Link

Running Bids App pipelines

In general, we will need to apply an image processing workflow to the raw data we’ve curated in BIDS. This workflow is essentially the same for any of the preps, including fmriprep, qsiprep and aslprep. In this section we show how to create an analysis dataset that contains the prep containers, the provenance of the prep runs, and the prep outputs.

Preparing the analysis dataset

We assume your BIDS data is curated and available either on your local file system or a remote datalad source.

You can download and run one or more of our “bootstrap” scripts that set up an working directory for the running of your pipeline. Set the BIDSAPP variable to the lowercase version of the pipeline you’d like to run.

The only argument for the boostrap script is the location of the BIDS input data. This can be any datalad-accepted clone source (e.g. ria+ssh://, ria+file://, https://) or a path to a local directory containing BIDS data. If a local path, it should be the directory that containse the sub- directories. here we bootstrap an fmriprep analysis:

$ BIDSAPP=fmriprep
$ BIDSINPUT=/path/to/my/BIDS
$ wget https://raw.githubusercontent.com/PennLINC/TheWay/cubic/cubic-bootstrap-${BIDSAPP}.sh
$ bash cubic-boostrap-${BIDSAPP}.sh ${BIDSINPUT}

This will create a fmriprep directory that contains numerous other directories needed to run fmriprep at scale. Most relevant for you is the fmriprep/analysis directory. This is a regular datalad dataset that contains the code, input data, and remote configuration needed to run the fmriprep jobs on the cluster.

$ cd fmriprep
$ ls
analysis	input_ria	output_ria
$ cd fmriprep/analysis
$ datalad siblings
.: here(+) [git]
.: input(-) [/Users/mcieslak/projects/tmp/fmriprep/input_ria/9d1/e46ef-27a2-400c-84da-7ea466afd3e7 (git)]
.: output-storage(+) [ora]
.: output(-) [/Users/mcieslak/projects/tmp/fmriprep/output_ria/9d1/e46ef-27a2-400c-84da-7ea466afd3e7 (git)]

We can see that in addition to the analysis dataset there are two remotes configured for pushing and pulling provenance and data from. These are required for performance on large datasets, but it’s not required for you to know exactly how this all works as an end user.

Editing the executable code

The bootstrapping script will also create some scripts in fmriprep/analysis/code that will be used to run your job. You will want to edit these to tailor the call to your prep in case there are any specific options for this particular run. In fmriprep/analysis/participant_job edit below the area labeled # EDIT HERE # to change arguments for the prep.

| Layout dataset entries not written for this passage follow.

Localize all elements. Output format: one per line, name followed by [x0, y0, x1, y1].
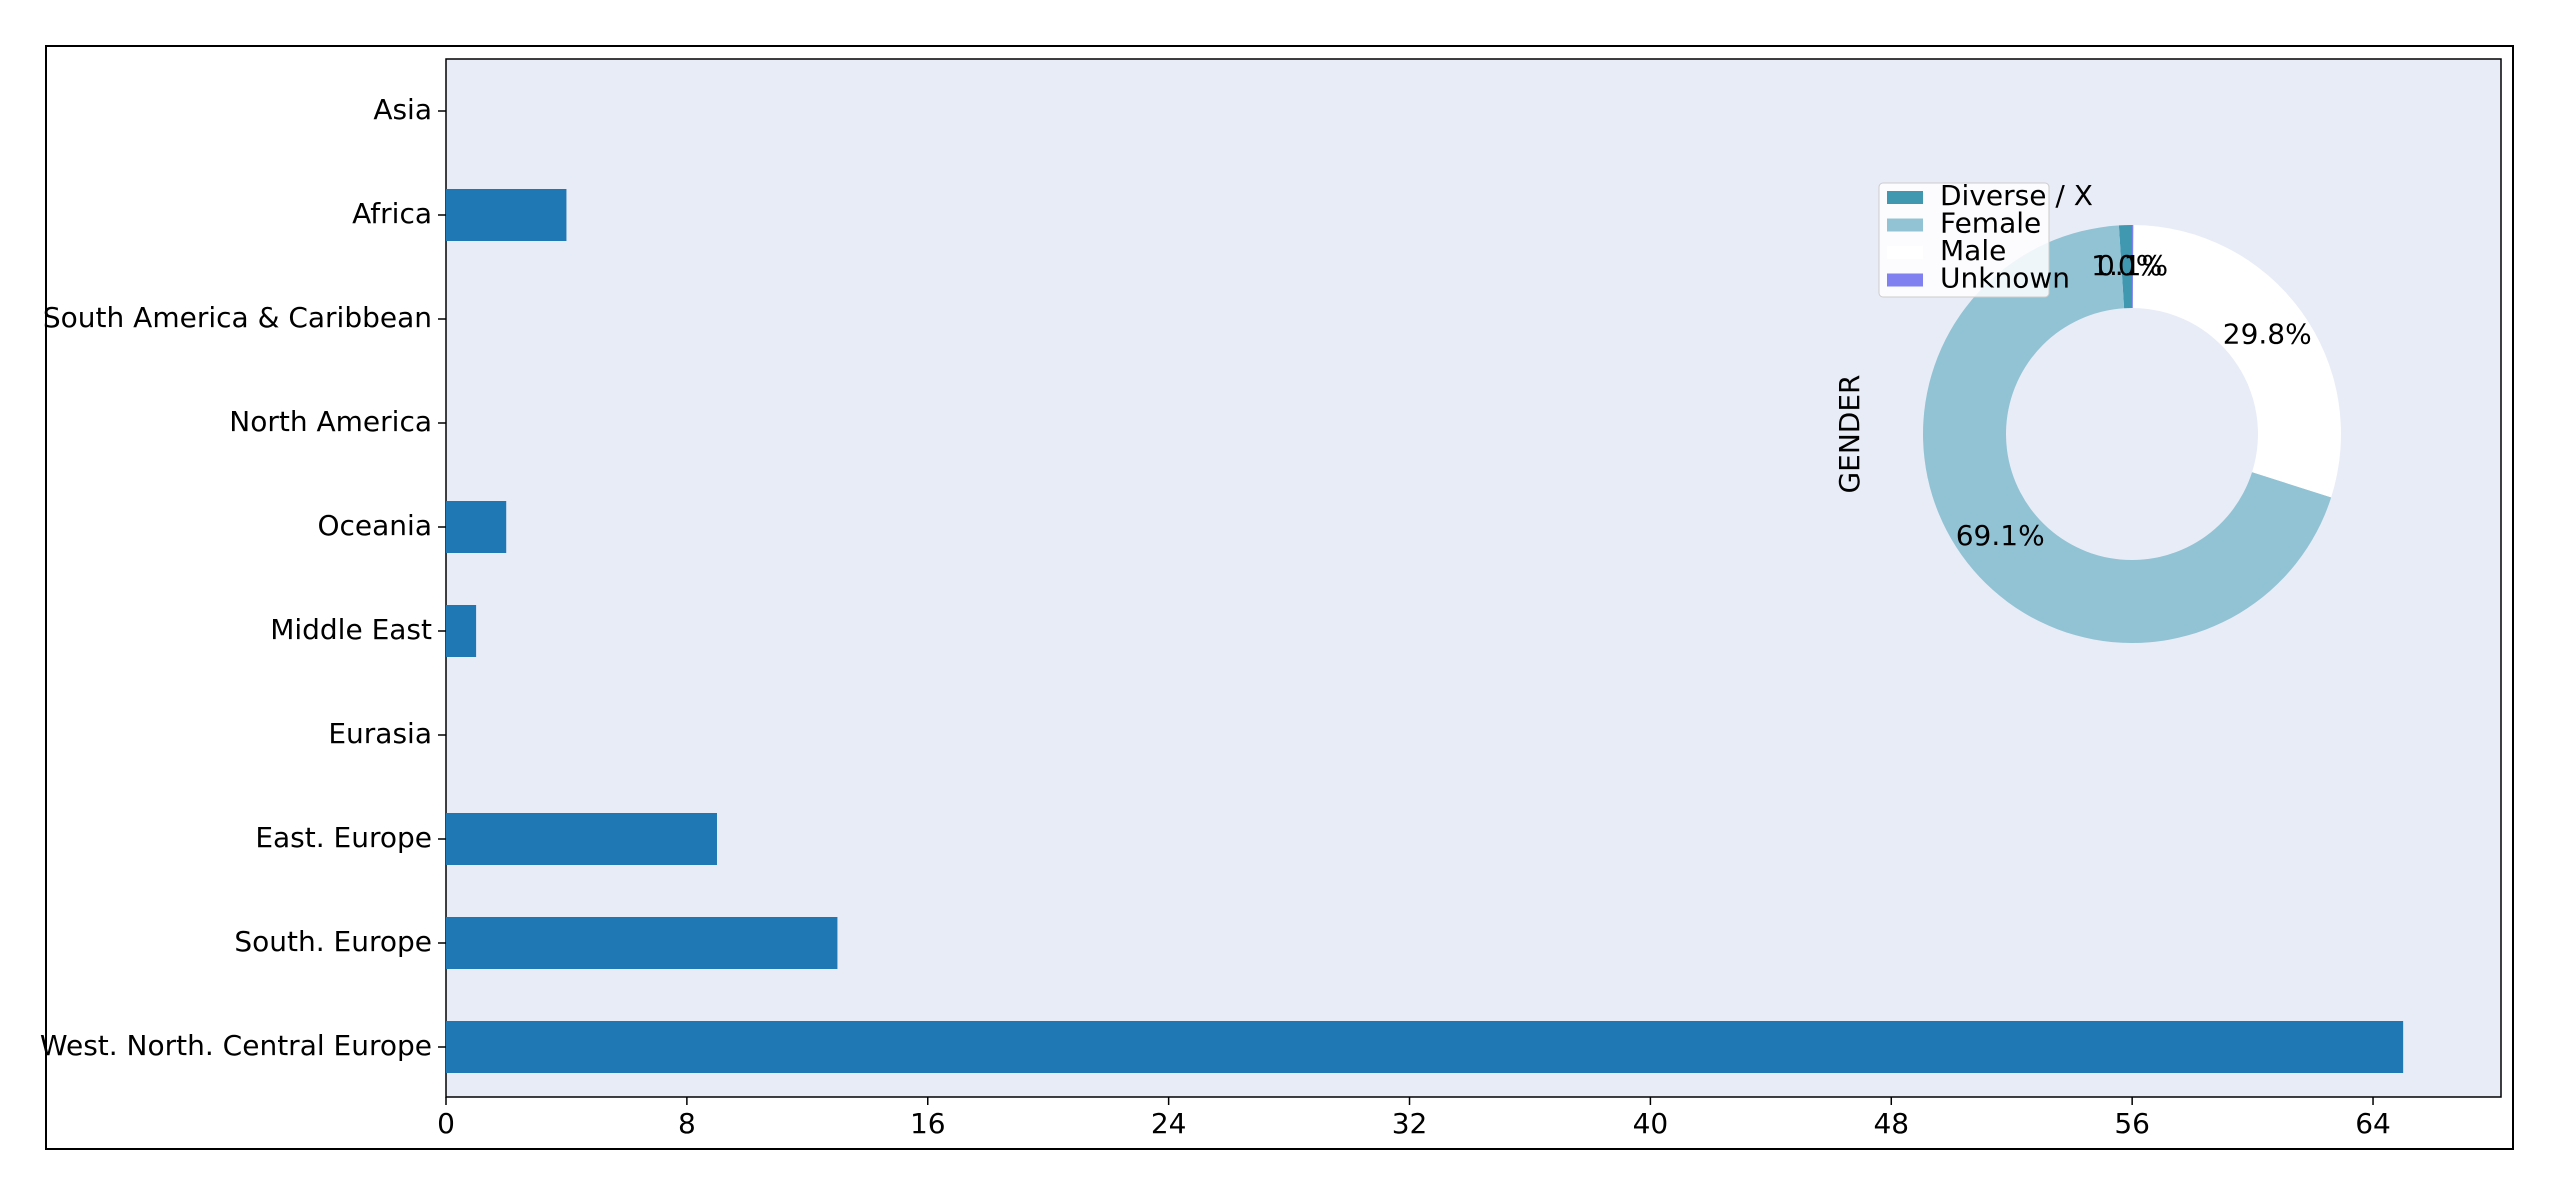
x-tick-label: 64	[2355, 1107, 2391, 1140]
bar	[446, 813, 717, 865]
x-tick-label: 48	[1873, 1107, 1909, 1140]
pct-label: 69.1%	[1956, 519, 2045, 552]
legend-label: Unknown	[1940, 262, 2070, 295]
y-tick-label: South America & Caribbean	[43, 301, 432, 334]
legend-label: Male	[1940, 234, 2006, 267]
legend-label: Female	[1940, 207, 2041, 240]
bar	[446, 1021, 2404, 1073]
x-tick-label: 40	[1633, 1107, 1669, 1140]
y-tick-label: Eurasia	[328, 717, 432, 750]
donut-wedge	[2132, 225, 2341, 498]
y-tick-label: North America	[229, 405, 432, 438]
bar	[446, 501, 507, 553]
pct-label: 29.8%	[2223, 318, 2312, 351]
y-tick-label: Middle East	[270, 613, 432, 646]
x-tick-label: 24	[1151, 1107, 1187, 1140]
figure-frame	[45, 45, 2514, 1150]
y-tick-label: East. Europe	[255, 821, 432, 854]
pct-label: 0.1%	[2097, 249, 2168, 282]
bar	[446, 189, 567, 241]
y-tick-label: South. Europe	[234, 925, 432, 958]
y-tick-label: West. North. Central Europe	[40, 1029, 432, 1062]
donut-wedge	[2132, 225, 2134, 309]
legend-label: Diverse / X	[1940, 179, 2093, 212]
bar	[446, 917, 838, 969]
x-tick-label: 0	[437, 1107, 455, 1140]
legend-swatch	[1887, 218, 1923, 232]
x-tick-label: 8	[678, 1107, 696, 1140]
y-axis-label: GENDER	[1833, 374, 1866, 493]
y-tick-label: Oceania	[317, 509, 432, 542]
donut-wedge	[2118, 225, 2132, 309]
legend-swatch	[1887, 246, 1923, 259]
x-tick-label: 32	[1392, 1107, 1428, 1140]
bar	[446, 605, 477, 657]
y-tick-label: Africa	[352, 197, 432, 230]
legend-box	[1878, 182, 2050, 298]
legend-swatch	[1887, 273, 1923, 287]
pct-label: 1.0%	[2091, 249, 2162, 282]
legend-swatch	[1887, 191, 1923, 204]
donut-wedge	[1923, 225, 2332, 643]
x-tick-label: 16	[910, 1107, 946, 1140]
x-tick-label: 56	[2114, 1107, 2150, 1140]
y-tick-label: Asia	[373, 93, 432, 126]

Once satisfied with the parameters for your pipeline run, launch the jobs with

$ bash fmriprep/analysis/code/submit_sge_jobs.sh

This will create one job per subject, which will generate a lot of text printed in the terminal. Note: if you have other jobs running and want to cancel all the jobs you launched, you might unintentionally kill non-pipeline jobs if you delete all your jobs.

After the pipeline runs

At the end of your pipeline runs, each subject/job will exist as a branch in one of the special remotes set up by the bootstrap script. These will need to be merged into a single branch to create a complete results dataset.

A script to do this was created during the bootstrapping, to run the merge:

$ bash fmriprep/analysis/code/merge_outputs.sh

To view all the results files together (not recommended) you can

$ cd fmriprep/analysis
$ datalad get -r .

Saving results

Consider sending your outputs to an RIA store on pmacs so they will be safe and backed up.